Use this notebook to load raw ERCOT monthly CSV files and build cleaned tables.

In [None]:
from pathlib import Path
import pandas as pd

print('pandas:', pd.__version__)

In [None]:
RAW_ROOT = Path('data/raw/ercot')
PROCESSED_ROOT = Path('data/processed/ercot')
PROCESSED_ROOT.mkdir(parents=True, exist_ok=True)

datasets = sorted([p.name for p in RAW_ROOT.iterdir() if p.is_dir()]) if RAW_ROOT.exists() else []
print('Raw datasets found:', datasets)

In [None]:
def read_monthly_csv(dataset_id: str, usecols=None) -> pd.DataFrame:
    files = sorted((RAW_ROOT / dataset_id).glob('*/*/*.csv'))
    if not files:
        raise FileNotFoundError(f'No CSV files found for {dataset_id}')
    return pd.concat((pd.read_csv(f, usecols=usecols) for f in files), ignore_index=True)

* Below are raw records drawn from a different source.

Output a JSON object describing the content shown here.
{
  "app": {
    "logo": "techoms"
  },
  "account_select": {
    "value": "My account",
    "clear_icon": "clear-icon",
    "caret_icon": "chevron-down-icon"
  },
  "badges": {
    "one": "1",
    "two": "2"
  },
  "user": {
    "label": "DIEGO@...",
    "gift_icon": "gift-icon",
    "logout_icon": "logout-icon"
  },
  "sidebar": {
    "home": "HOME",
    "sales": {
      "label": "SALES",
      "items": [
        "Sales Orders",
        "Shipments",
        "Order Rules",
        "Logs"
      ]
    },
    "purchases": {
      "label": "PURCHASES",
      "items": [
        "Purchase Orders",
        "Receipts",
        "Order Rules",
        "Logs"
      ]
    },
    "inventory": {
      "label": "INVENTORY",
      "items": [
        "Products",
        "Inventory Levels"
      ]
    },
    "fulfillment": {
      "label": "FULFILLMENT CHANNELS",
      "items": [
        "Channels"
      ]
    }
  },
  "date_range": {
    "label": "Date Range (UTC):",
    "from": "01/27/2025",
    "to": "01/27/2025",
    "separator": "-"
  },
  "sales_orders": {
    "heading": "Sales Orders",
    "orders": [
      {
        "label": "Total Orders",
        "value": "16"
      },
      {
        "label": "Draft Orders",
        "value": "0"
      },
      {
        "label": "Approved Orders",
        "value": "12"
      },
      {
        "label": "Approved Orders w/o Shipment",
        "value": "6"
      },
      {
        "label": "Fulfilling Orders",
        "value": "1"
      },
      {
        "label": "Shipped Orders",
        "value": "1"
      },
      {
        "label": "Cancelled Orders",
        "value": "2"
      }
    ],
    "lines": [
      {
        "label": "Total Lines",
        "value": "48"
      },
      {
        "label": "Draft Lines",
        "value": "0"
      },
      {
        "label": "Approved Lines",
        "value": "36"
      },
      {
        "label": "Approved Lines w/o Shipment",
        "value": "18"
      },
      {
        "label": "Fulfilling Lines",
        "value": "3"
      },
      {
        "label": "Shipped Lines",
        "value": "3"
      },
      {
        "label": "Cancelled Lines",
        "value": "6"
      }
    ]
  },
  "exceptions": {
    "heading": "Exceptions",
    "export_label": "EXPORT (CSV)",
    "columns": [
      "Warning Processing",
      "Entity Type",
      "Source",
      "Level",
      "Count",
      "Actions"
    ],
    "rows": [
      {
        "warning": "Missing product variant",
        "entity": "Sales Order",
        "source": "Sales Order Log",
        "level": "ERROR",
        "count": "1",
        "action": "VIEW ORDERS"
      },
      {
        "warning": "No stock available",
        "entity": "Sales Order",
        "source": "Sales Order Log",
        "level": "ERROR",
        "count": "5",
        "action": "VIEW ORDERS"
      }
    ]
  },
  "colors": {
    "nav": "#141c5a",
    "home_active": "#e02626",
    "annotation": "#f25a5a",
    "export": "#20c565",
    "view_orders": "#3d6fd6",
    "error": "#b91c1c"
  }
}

def parse_hour_ending(series: pd.Series) -> pd.Series:
    s = series.astype(str).str.strip().str.split(':').str[0]
    return pd.to_numeric(s, errors='coerce')

In [None]:
# Example 1: hourly load (NP6-346-CD)
try:
    load = read_monthly_csv('NP6-346-CD', usecols=['OperDay', 'HourEnding', 'TOTAL'])
    he = parse_hour_ending(load['HourEnding'])
    load['ts_local'] = pd.to_datetime(load['OperDay'], format='%m/%d/%Y', errors='coerce') + pd.to_timedelta(he - 1, unit='h')
    load = load.rename(columns={'TOTAL': 'load_mw'}).drop_duplicates(subset=['ts_local']).sort_values('ts_local')
    print('NP6-346 rows:', len(load), 'range:', load['ts_local'].min(), 'to', load['ts_local'].max())
    display(load.head())
except Exception as exc:
    print('NP6-346 sample skipped:', exc)

In [None]:
# Example 2: interval price (NP6-905-CD) -> hourly mean
try:
    price = read_monthly_csv('NP6-905-CD', usecols=['DeliveryDate', 'DeliveryHour', 'DeliveryInterval', 'SettlementPointPrice'])
    d = pd.to_datetime(price['DeliveryDate'], format='%m/%d/%Y', errors='coerce')
    dh = pd.to_numeric(price['DeliveryHour'], errors='coerce')
    di = pd.to_numeric(price['DeliveryInterval'], errors='coerce')
    price['ts_15m'] = d + pd.to_timedelta(dh - 1, unit='h') + pd.to_timedelta((di - 1) * 15, unit='m')
    price_hourly = (
        price.groupby(pd.Grouper(key='ts_15m', freq='H'), as_index=False)['SettlementPointPrice']
             .mean()
             .rename(columns={'ts_15m': 'ts_local', 'SettlementPointPrice': 'rt_price_mean'})
             .sort_values('ts_local')
    )
    print('NP6-905 hourly rows:', len(price_hourly), 'range:', price_hourly['ts_local'].min(), 'to', price_hourly['ts_local'].max())
    display(price_hourly.head())
except Exception as exc:
    print('NP6-905 sample skipped:', exc)

In [None]:
# Optional: write cleaned sample outputs
# Uncomment after validating results
# out_dir = PROCESSED_ROOT / 'examples'
# out_dir.mkdir(parents=True, exist_ok=True)
# load.to_parquet(out_dir / 'np6_346_hourly.parquet', index=False)
# price_hourly.to_parquet(out_dir / 'np6_905_hourly_mean.parquet', index=False)